The MongoDB team post about MongoDB’s durability made some waves last week. While I’d still recommend reading the original post, I’m including below a summary of the most important points from the post:
First, there are many scenarios in which that server loses all its data no matter what.
In the real world, traditional durability often isn’t even done correctly.
Given all this, we’re not saying durability isn’t important, we just think that single server durability isn’t the best way to get true durability. We think the right path to durability is replication (local and remote) and snapshotting. […] We are currently planning many more enhancements to replication to make it better.

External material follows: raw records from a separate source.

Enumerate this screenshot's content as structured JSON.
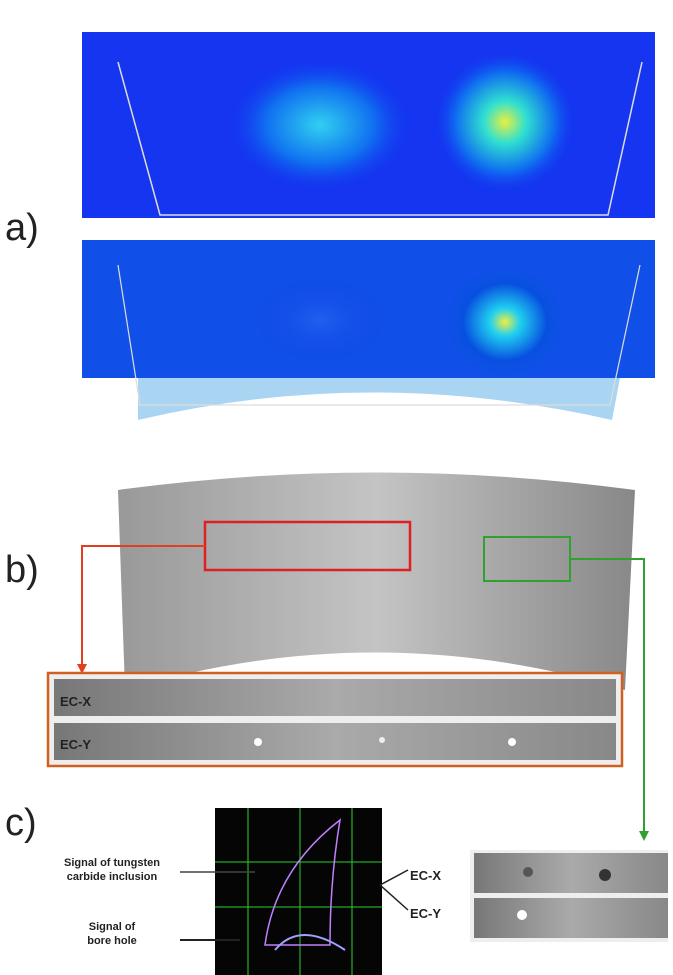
{
  "panel_a": {
    "label": "a)"
  },
  "panel_b": {
    "label": "b)",
    "strip_top": "EC-X",
    "strip_bottom": "EC-Y"
  },
  "panel_c": {
    "label": "c)",
    "signal_inclusion": "Signal of tungsten carbide inclusion",
    "signal_hole": "Signal of bore hole",
    "strip_top": "EC-X",
    "strip_bottom": "EC-Y"
  }
}
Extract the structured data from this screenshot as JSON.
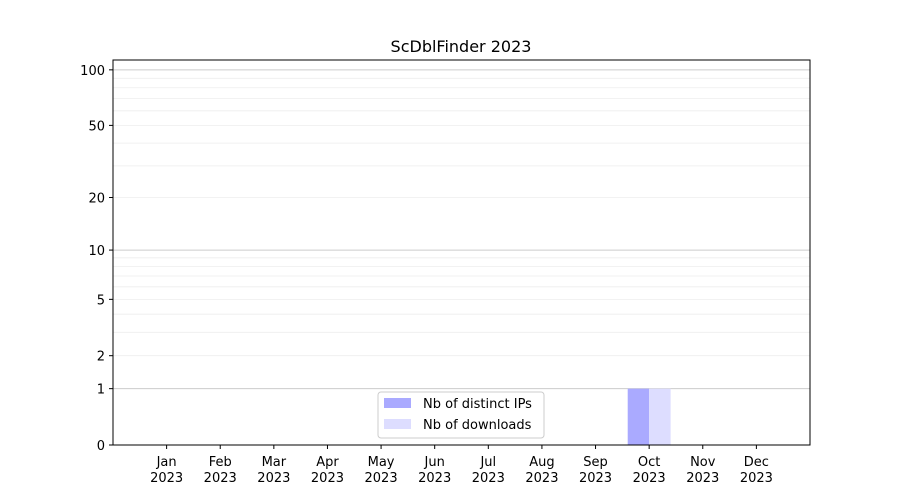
{
  "chart_data": {
    "type": "bar",
    "title": "ScDblFinder 2023",
    "xlabel": "",
    "ylabel": "",
    "y_scale": "log10(1+y)",
    "ylim": [
      0,
      113
    ],
    "grid": true,
    "categories": [
      "Jan\n2023",
      "Feb\n2023",
      "Mar\n2023",
      "Apr\n2023",
      "May\n2023",
      "Jun\n2023",
      "Jul\n2023",
      "Aug\n2023",
      "Sep\n2023",
      "Oct\n2023",
      "Nov\n2023",
      "Dec\n2023"
    ],
    "y_ticks": [
      0,
      1,
      2,
      5,
      10,
      20,
      50,
      100
    ],
    "series": [
      {
        "name": "Nb of distinct IPs",
        "color": "#aaaaff",
        "values": [
          0,
          0,
          0,
          0,
          0,
          0,
          0,
          0,
          0,
          1,
          0,
          0
        ]
      },
      {
        "name": "Nb of downloads",
        "color": "#ddddff",
        "values": [
          0,
          0,
          0,
          0,
          0,
          0,
          0,
          0,
          0,
          1,
          0,
          0
        ]
      }
    ],
    "legend_position": "lower-center"
  }
}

Now - there are definitely some cases where single server durability is the best option. It is on our road map, its just not on the short list right now.
I have no intention to judge the decisions MongoDB team made in designing their tool. But I do feel that the above arguments are inaccurate and that MondoDB durability should be seen as a tradeoff for the performance you are getting from it.

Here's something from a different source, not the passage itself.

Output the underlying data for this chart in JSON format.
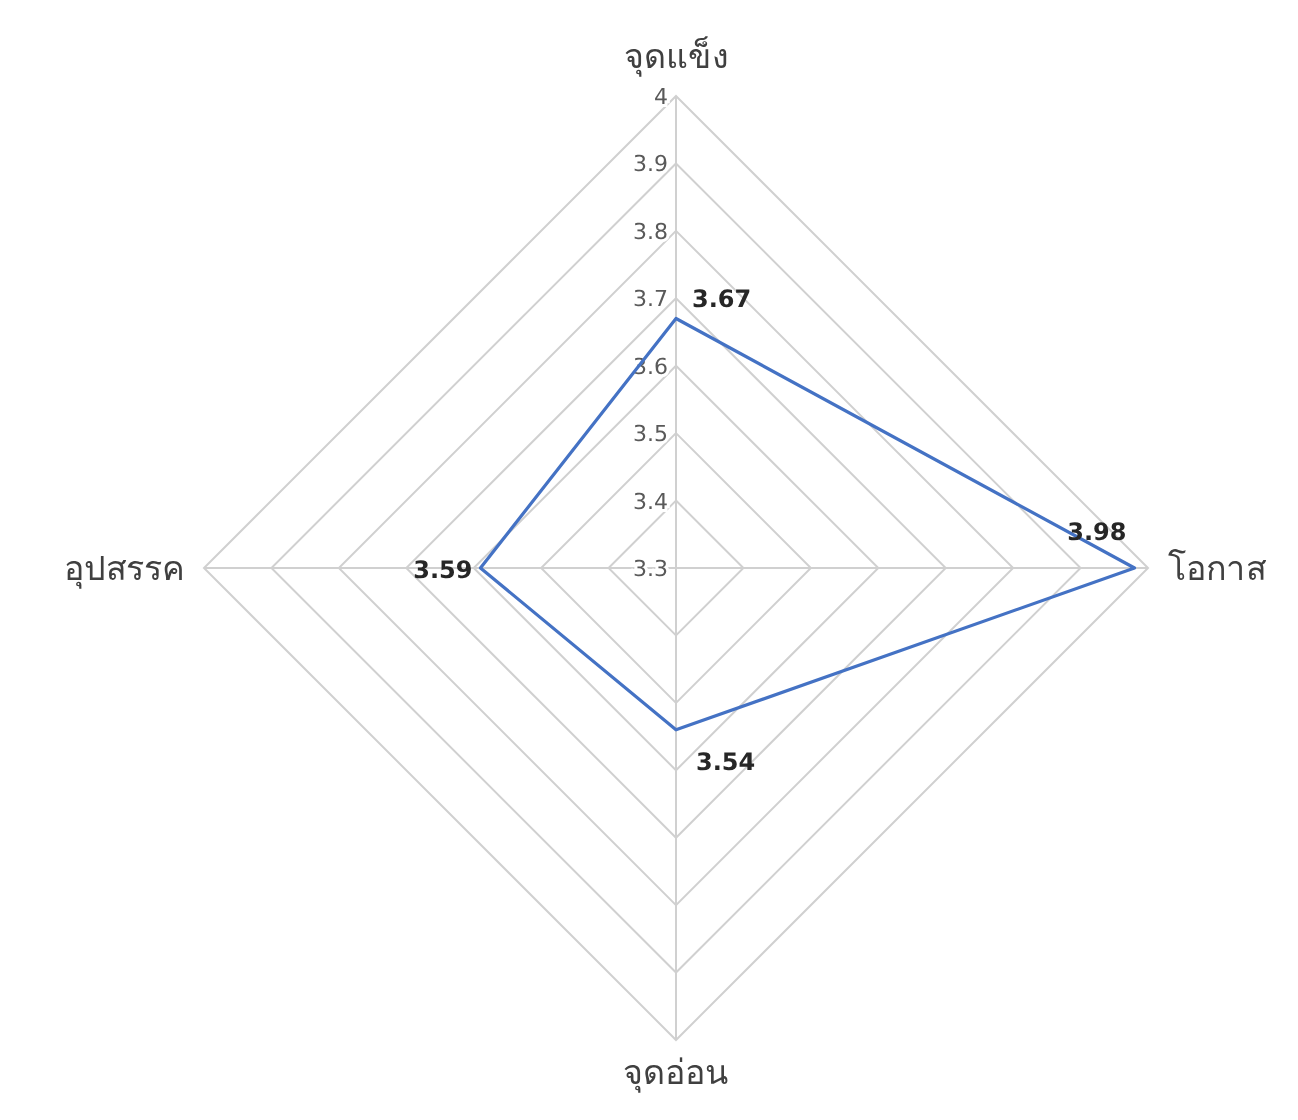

Firstly, the fact that there are scenarios in which you can loose all your data, despite every prevention, is not a good reason to remove durability features. The same applies to ignoring a feature because others might not do it right. Both these arguments are kind of childish and I suppose everyone reading the post have already ignored them.
So, I’d like to focus on the important part: “We think the right path to durability is replication”. That’s definitely a more relevant and possibly more valid argument. But there are are couple of aspects that I’d like to cover:
- while the probability of data loss is significantly reduced by using 2 machines instead of 1, you also have to take into account the probability of a network partition. As a side note, even if MongoDB would support replica sets instead of the currently supported replica pairs, the argument would remain valid. I don’t have any statistics about hardware failure rates vs network failure rates to compute the impact on the probability of data loss, but below plot should give you an idea of what I mean:
- with an eventually consistent distributed system there is an uncontrollable window in which data loss may still occur. Remember that for the time being MongoDB’s replication is asynchronous and so, even if replicated, data loss can still occur during the sync window. Keep in mind also that the synchronization speed depends on the reliability of the network.

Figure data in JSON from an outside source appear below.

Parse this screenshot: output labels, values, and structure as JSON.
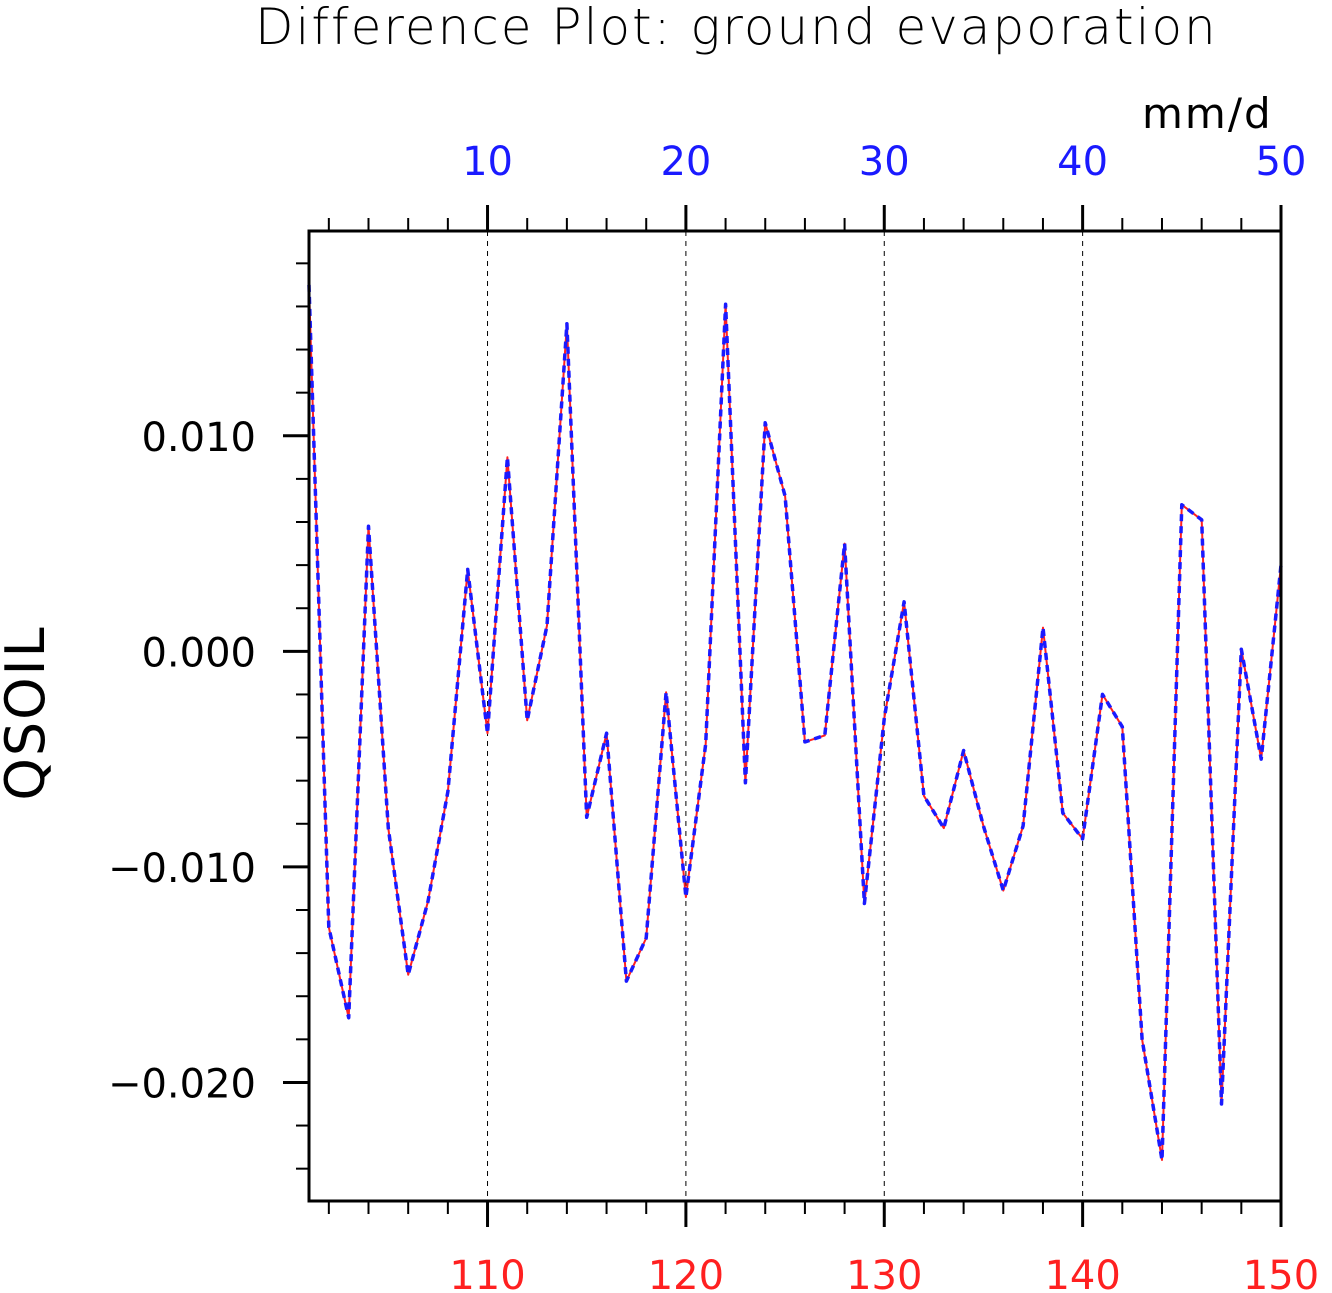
{
  "chart_data": {
    "type": "line",
    "title": "Difference Plot: ground evaporation",
    "units": "mm/d",
    "ylabel": "QSOIL",
    "xlim_bottom": [
      101,
      150
    ],
    "xlim_top": [
      1,
      50
    ],
    "ylim": [
      -0.0255,
      0.0195
    ],
    "x_top_ticks": [
      "10",
      "20",
      "30",
      "40",
      "50"
    ],
    "x_bottom_ticks": [
      "110",
      "120",
      "130",
      "140",
      "150"
    ],
    "y_ticks": [
      "0.010",
      "0.000",
      "−0.010",
      "−0.020"
    ],
    "grid": "vertical dashed",
    "x": [
      101,
      102,
      103,
      104,
      105,
      106,
      107,
      108,
      109,
      110,
      111,
      112,
      113,
      114,
      115,
      116,
      117,
      118,
      119,
      120,
      121,
      122,
      123,
      124,
      125,
      126,
      127,
      128,
      129,
      130,
      131,
      132,
      133,
      134,
      135,
      136,
      137,
      138,
      139,
      140,
      141,
      142,
      143,
      144,
      145,
      146,
      147,
      148,
      149,
      150
    ],
    "series": [
      {
        "color": "#ff2020",
        "style": "solid",
        "values": [
          0.017,
          -0.0128,
          -0.017,
          0.0058,
          -0.0082,
          -0.015,
          -0.0116,
          -0.0065,
          0.0038,
          -0.0038,
          0.009,
          -0.0032,
          0.0012,
          0.0152,
          -0.0077,
          -0.0038,
          -0.0153,
          -0.0133,
          -0.0019,
          -0.0114,
          -0.0043,
          0.0161,
          -0.0061,
          0.0106,
          0.0072,
          -0.0042,
          -0.0039,
          0.005,
          -0.0117,
          -0.0031,
          0.0023,
          -0.0067,
          -0.0082,
          -0.0046,
          -0.0081,
          -0.0111,
          -0.0081,
          0.0011,
          -0.0075,
          -0.0087,
          -0.002,
          -0.0035,
          -0.018,
          -0.0236,
          0.0068,
          0.0061,
          -0.021,
          0.0001,
          -0.005,
          0.004
        ]
      },
      {
        "color": "#1a1aff",
        "style": "dashed",
        "values": [
          0.017,
          -0.0128,
          -0.017,
          0.0058,
          -0.0082,
          -0.015,
          -0.0116,
          -0.0065,
          0.0038,
          -0.0038,
          0.009,
          -0.0032,
          0.0012,
          0.0152,
          -0.0077,
          -0.0038,
          -0.0153,
          -0.0133,
          -0.0019,
          -0.0114,
          -0.0043,
          0.0161,
          -0.0061,
          0.0106,
          0.0072,
          -0.0042,
          -0.0039,
          0.005,
          -0.0117,
          -0.0031,
          0.0023,
          -0.0067,
          -0.0082,
          -0.0046,
          -0.0081,
          -0.0111,
          -0.0081,
          0.0011,
          -0.0075,
          -0.0087,
          -0.002,
          -0.0035,
          -0.018,
          -0.0236,
          0.0068,
          0.0061,
          -0.021,
          0.0001,
          -0.005,
          0.004
        ]
      }
    ]
  }
}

- there is a cost impact that you should be aware — I think that the cost of a battery backed RAID is much lower than the cost of an additional server
I’d also like to note that as a consequence of MongoDB’s approach to durability, any benchmarks comparing MongoDB to other more durable stores will result in not so accurate results.
Summarizing, while the MongoDB team is working on improving the replication mechanisms:
- psuedo real-time with optional blocking for writes until on multiple servers
- replica sets instead of replica pairs
- easier to create new slaves with large data sets
I still think that everyone should be aware of MongoDB’s approach to durability and accept it as a tradeoff for other MongoDB features.